Thu Feb 20 21:21:53 PST 2014

On Thursday, 20 February 2014 at 23:41:12 UTC, jerro wrote:
>> We might not need random access though.
>
> Even if you don't need random access, you can't
> store them in a packed way if you want to be able
> to mutate them in place, since mathematical operations
> on them can change the number of bits they take.
>
>> Depends on the application.
>
> I suspect that in most numerical applications
> the number of bits needed to store the numbers
> will keep increasing during the computation until
> it reaches the maximal supported value. That can
> actually happen very fast - a single division
> with a non power of two is enough. Applications
> that could actually benefit from this in any way
> are probably extremely rare. The only one I can
> think of is to use it as a very simple form of
> compression, but I'm sure there are better options
> for that.

Yes, but his ubox method attempts to solve this problem by
providing only the most accurate answers. By using a "sliding"
floating point you can control the accuracy much better and by
using the ubox method you can zero in on the most accurate
solutions.

I think a few here are missing the point.
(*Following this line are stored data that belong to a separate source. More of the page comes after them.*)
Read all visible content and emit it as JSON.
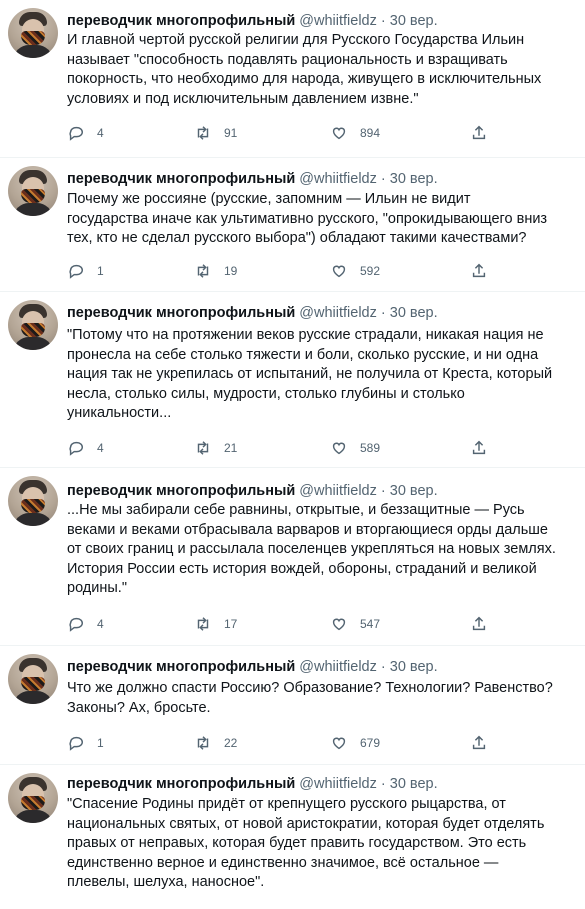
{
  "author": {
    "display_name": "переводчик многопрофильный",
    "handle": "@whiitfieldz",
    "date": "30 вер."
  },
  "separator": " · ",
  "tweets": [
    {
      "text": "И главной чертой русской религии для Русского Государства Ильин\nназывает \"способность подавлять рациональность и взращивать\nпокорность, что необходимо для народа, живущего в исключительных\nусловиях и под исключительным давлением извне.\"",
      "replies": "4",
      "retweets": "91",
      "likes": "894"
    },
    {
      "text": "Почему же россияне (русские, запомним — Ильин не видит\nгосударства иначе как ультимативно русского, \"опрокидывающего вниз\nтех, кто не сделал русского выбора\") обладают такими качествами?",
      "replies": "1",
      "retweets": "19",
      "likes": "592"
    },
    {
      "text": "\"Потому что на протяжении веков русские страдали, никакая нация не\nпронесла на себе столько тяжести и боли, сколько русские, и ни одна\nнация так не укрепилась от испытаний, не получила от Креста, который\nнесла, столько силы, мудрости, столько глубины и столько\nуникальности...",
      "replies": "4",
      "retweets": "21",
      "likes": "589"
    },
    {
      "text": "...Не мы забирали себе равнины, открытые, и беззащитные — Русь\nвеками и веками отбрасывала варваров и вторгающиеся орды дальше\nот своих границ и рассылала поселенцев укрепляться на новых землях.\nИстория России есть история вождей, обороны, страданий и великой\nродины.\"",
      "replies": "4",
      "retweets": "17",
      "likes": "547"
    },
    {
      "text": "Что же должно спасти Россию? Образование? Технологии? Равенство?\nЗаконы? Ах, бросьте.",
      "replies": "1",
      "retweets": "22",
      "likes": "679"
    },
    {
      "text": "\"Спасение Родины придёт от крепнущего русского рыцарства, от\nнациональных святых, от новой аристократии, которая будет отделять\nправых от неправых, которая будет править государством. Это есть\nединственно верное и единственно значимое, всё остальное —\nплевелы, шелуха, наносное\".",
      "replies": "",
      "retweets": "",
      "likes": ""
    }
  ],
  "icons": {
    "reply": "reply-icon",
    "retweet": "retweet-icon",
    "like": "heart-icon",
    "share": "share-icon"
  },
  "colors": {
    "text": "#0f1419",
    "muted": "#536471",
    "divider": "#eff3f4"
  }
}
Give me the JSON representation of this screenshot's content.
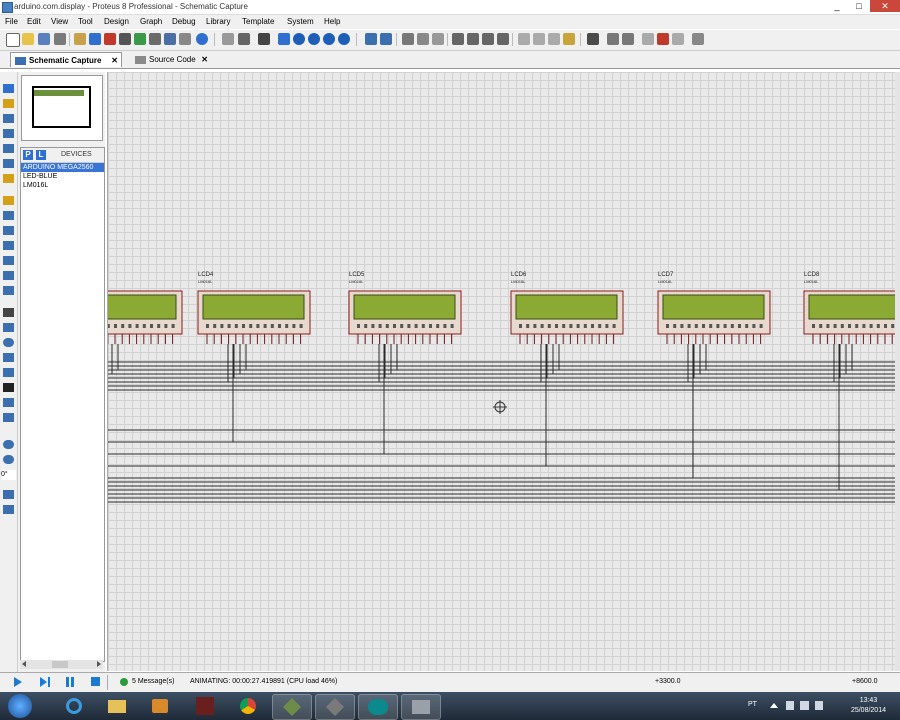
{
  "window": {
    "title": "arduino.com.display - Proteus 8 Professional - Schematic Capture",
    "controls": [
      "_",
      "□",
      "✕"
    ]
  },
  "menu": [
    "File",
    "Edit",
    "View",
    "Tool",
    "Design",
    "Graph",
    "Debug",
    "Library",
    "Template",
    "System",
    "Help"
  ],
  "tabs": [
    {
      "label": "Schematic Capture",
      "close": "✕",
      "active": true
    },
    {
      "label": "Source Code",
      "close": "✕",
      "active": false
    }
  ],
  "devices": {
    "header_p": "P",
    "header_l": "L",
    "title": "DEVICES",
    "items": [
      "ARDUINO MEGA2560",
      "LED-BLUE",
      "LM016L"
    ],
    "selected_index": 0
  },
  "left_toolbar": {
    "rotation_label": "0°"
  },
  "schematic": {
    "lcd_refs": [
      "",
      "LCD4",
      "LCD5",
      "LCD6",
      "LCD7",
      "LCD8"
    ],
    "lcd_part": "LM016L",
    "screen_color": "#8aaa33",
    "body_color": "#e8d9cf",
    "outline_color": "#8b1a1a",
    "wire_color": "#2a2a2a"
  },
  "status": {
    "messages": "5 Message(s)",
    "animating": "ANIMATING: 00:00:27.419891 (CPU load 46%)",
    "coord_x": "+3300.0",
    "coord_y": "+8600.0"
  },
  "taskbar": {
    "lang": "PT",
    "time": "13:43",
    "date": "25/08/2014"
  },
  "icons": [
    "proteus-icon",
    "new-icon",
    "open-icon",
    "save-icon",
    "home-icon",
    "undo-icon",
    "redo-icon",
    "cut-icon",
    "copy-icon",
    "paste-icon",
    "zoom-in-icon",
    "zoom-out-icon",
    "play-icon",
    "step-icon",
    "pause-icon",
    "stop-icon",
    "start-orb-icon",
    "ie-icon",
    "explorer-icon",
    "media-icon",
    "chrome-icon",
    "arduino-icon"
  ]
}
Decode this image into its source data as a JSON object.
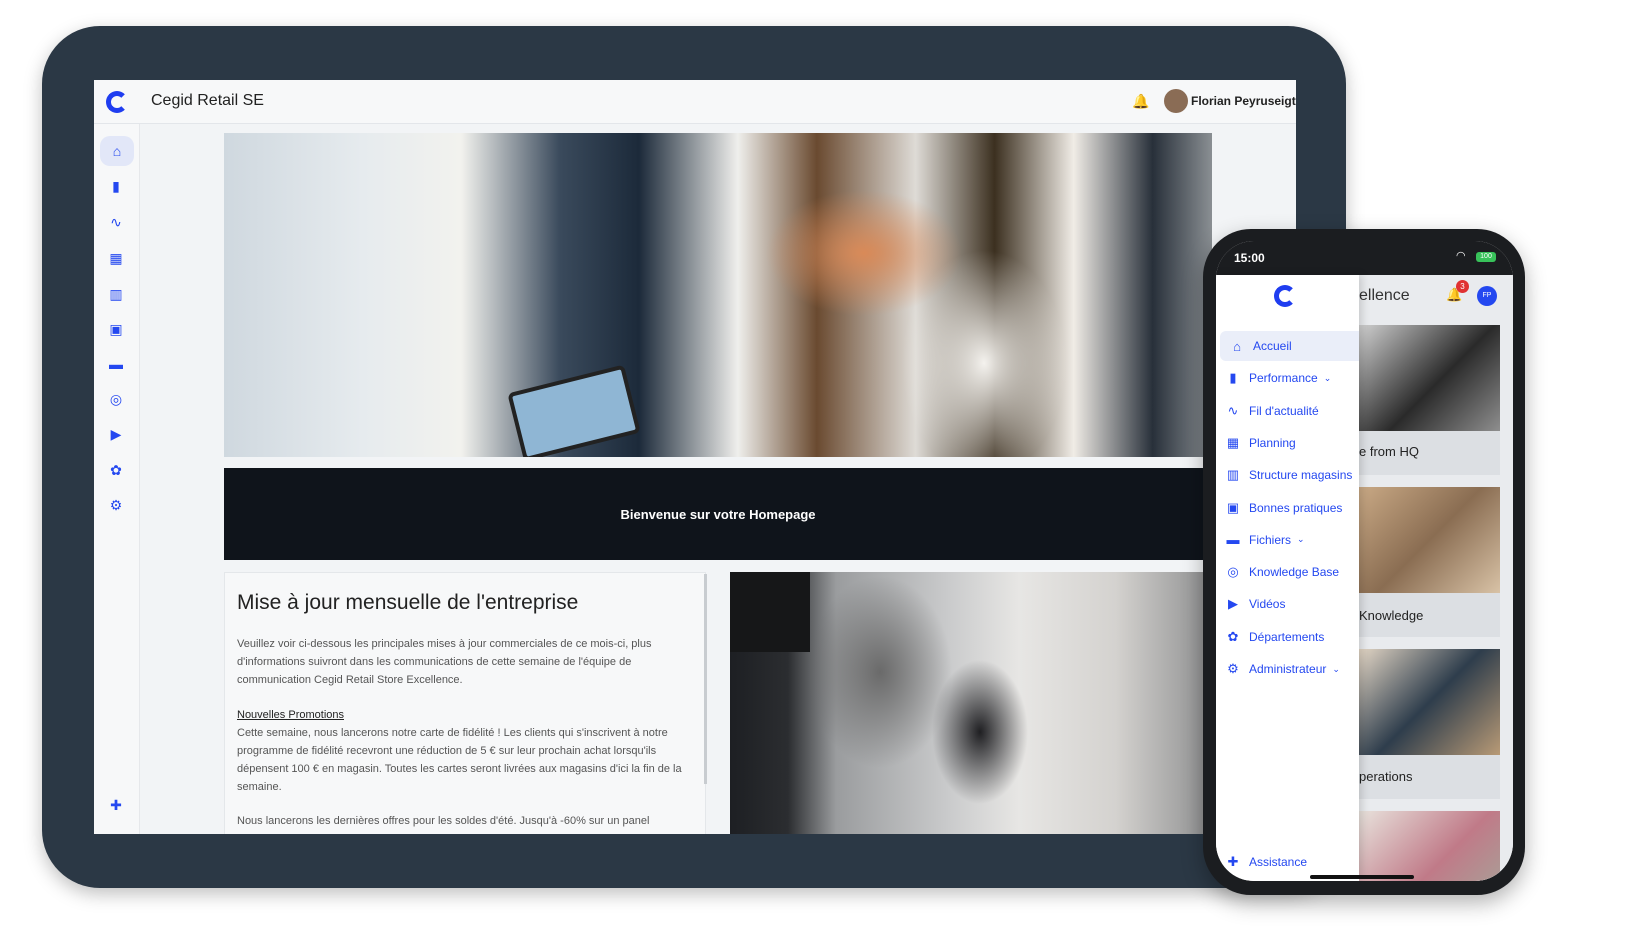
{
  "tablet": {
    "app_title": "Cegid Retail SE",
    "user_name": "Florian Peyruseigt",
    "sidebar_icons": [
      "home-icon",
      "bar-chart-icon",
      "activity-icon",
      "calendar-icon",
      "map-icon",
      "image-icon",
      "folder-icon",
      "knowledge-icon",
      "video-icon",
      "departments-icon",
      "admin-icon",
      "help-icon"
    ],
    "welcome_text": "Bienvenue sur votre Homepage",
    "card": {
      "title": "Mise à jour mensuelle de l'entreprise",
      "intro": "Veuillez voir ci-dessous les principales mises à jour commerciales de ce mois-ci, plus d'informations suivront dans les communications de cette semaine de l'équipe de communication Cegid Retail Store Excellence.",
      "section_title": "Nouvelles Promotions",
      "section_body": "Cette semaine, nous lancerons notre carte de fidélité ! Les clients qui s'inscrivent à notre programme de fidélité recevront une réduction de 5 € sur leur prochain achat lorsqu'ils dépensent 100 € en magasin. Toutes les cartes seront livrées aux magasins d'ici la fin de la semaine.",
      "next_paragraph": "Nous lancerons les dernières offres pour les soldes d'été. Jusqu'à -60% sur un panel"
    }
  },
  "phone": {
    "time": "15:00",
    "battery": "100",
    "menu_items": [
      {
        "label": "Accueil",
        "icon": "home-icon",
        "active": true,
        "chevron": false
      },
      {
        "label": "Performance",
        "icon": "bar-chart-icon",
        "active": false,
        "chevron": true
      },
      {
        "label": "Fil d'actualité",
        "icon": "activity-icon",
        "active": false,
        "chevron": false
      },
      {
        "label": "Planning",
        "icon": "calendar-icon",
        "active": false,
        "chevron": false
      },
      {
        "label": "Structure magasins",
        "icon": "map-icon",
        "active": false,
        "chevron": false
      },
      {
        "label": "Bonnes pratiques",
        "icon": "image-icon",
        "active": false,
        "chevron": false
      },
      {
        "label": "Fichiers",
        "icon": "folder-icon",
        "active": false,
        "chevron": true
      },
      {
        "label": "Knowledge Base",
        "icon": "knowledge-icon",
        "active": false,
        "chevron": false
      },
      {
        "label": "Vidéos",
        "icon": "video-icon",
        "active": false,
        "chevron": false
      },
      {
        "label": "Départements",
        "icon": "departments-icon",
        "active": false,
        "chevron": false
      },
      {
        "label": "Administrateur",
        "icon": "admin-icon",
        "active": false,
        "chevron": true
      }
    ],
    "assistance_label": "Assistance",
    "behind": {
      "title_fragment": "ellence",
      "notification_count": "3",
      "avatar_initials": "FP",
      "tile_labels": [
        "e from HQ",
        "Knowledge",
        "perations"
      ]
    }
  }
}
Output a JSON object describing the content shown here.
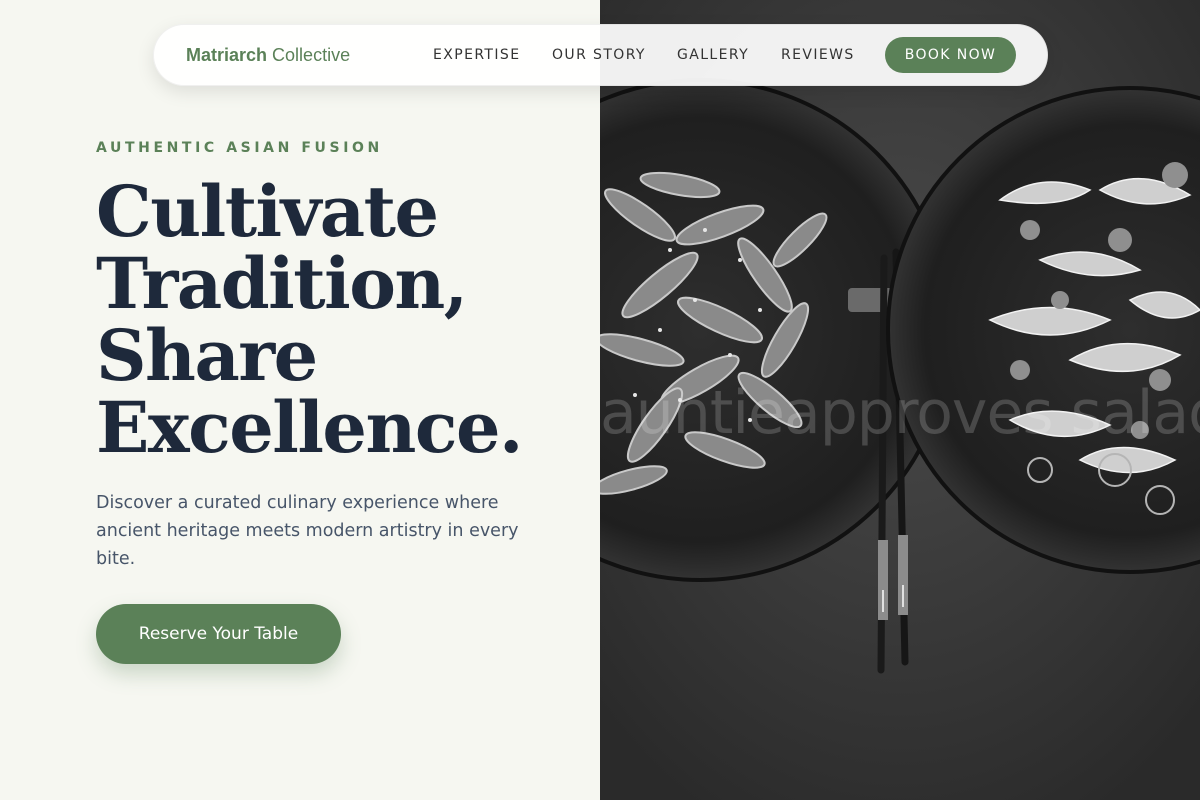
{
  "nav": {
    "brand_strong": "Matriarch",
    "brand_soft": "Collective",
    "links": [
      "EXPERTISE",
      "OUR STORY",
      "GALLERY",
      "REVIEWS"
    ],
    "cta_label": "BOOK NOW"
  },
  "hero": {
    "eyebrow": "AUTHENTIC ASIAN FUSION",
    "headline_lines": [
      "Cultivate",
      "Tradition,",
      "Share",
      "Excellence."
    ],
    "lede": "Discover a curated culinary experience where ancient heritage meets modern artistry in every bite.",
    "cta_label": "Reserve Your Table"
  },
  "image": {
    "watermark_text": "auntieapproves salad"
  },
  "colors": {
    "accent": "#5b8158",
    "heading": "#1e293b",
    "body_text": "#475569",
    "page_bg": "#f6f7f1",
    "photo_bg": "#3a3a3a"
  }
}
First: The unums self
scale to provide the "fewest bit" representation ala his morse
code vs ascii example. Not a huge deal, after all, it's only
memory. But by using such representations one can have more
accurate results because one can better represent values that are
not accurately representable in standard fp.

I think though adding a "repeating" bit would make it even more
accurate so that repeating decimals within the bounds of maximum
bits used could be represented perfectly. e.g., 1/3 = 0.3333...
could be represented perfectly with such a bit and sliding fp
type. With proper cpu support one could have 0.3333... * 3 = 1
exactly.

By having two extra bits one could represent constants to any
degree of accuracy. e.g., the last bit says the value represents
the ith constant in some list. This would allow very common
irrational constants to be used: e, pi, sqrt(2), etc... with more
accuracy than normal and handled internally by the cpu. With such
constants one could have sqrt(2)*sqrt(2) = 2 exactly. (designate
part of the constants as "squares" since one could have up to 2^n
- 1 constants)

The problem I see is that to make it all work requires a lot of
work on the hardware. Without it, there is no real reason to use
it.

One also runs into the problem of optimization. Having variable
sized fp numbers may not be very efficient in memory alignment. A
list of resizedable fp types would contain 1, 2, 3, 4, 5, ...
byte numbers of random size.

If you do a calculation on the list and try to use the list as
storage again could end up with a different sized list... which
could be very inefficient. You'll probably have to allocate a
list of the maximum size possible in the first place to prevent
buffer overflows, which then defeats the purpose in some sense

In any case, one could have a type where the last 2 bits
designate the representation.

00 - Positive Integer
01 - Floating point
10 - Constant - (value represents an index, possibly virtual,
into a table of constants)
11 - Negative Integer

For floating points, the 3rd last bit could represent a repeating
decimal or they could be used in the constants for common
repeating decimals. (since chances are, repeated calculations
would not produce repeating decimals)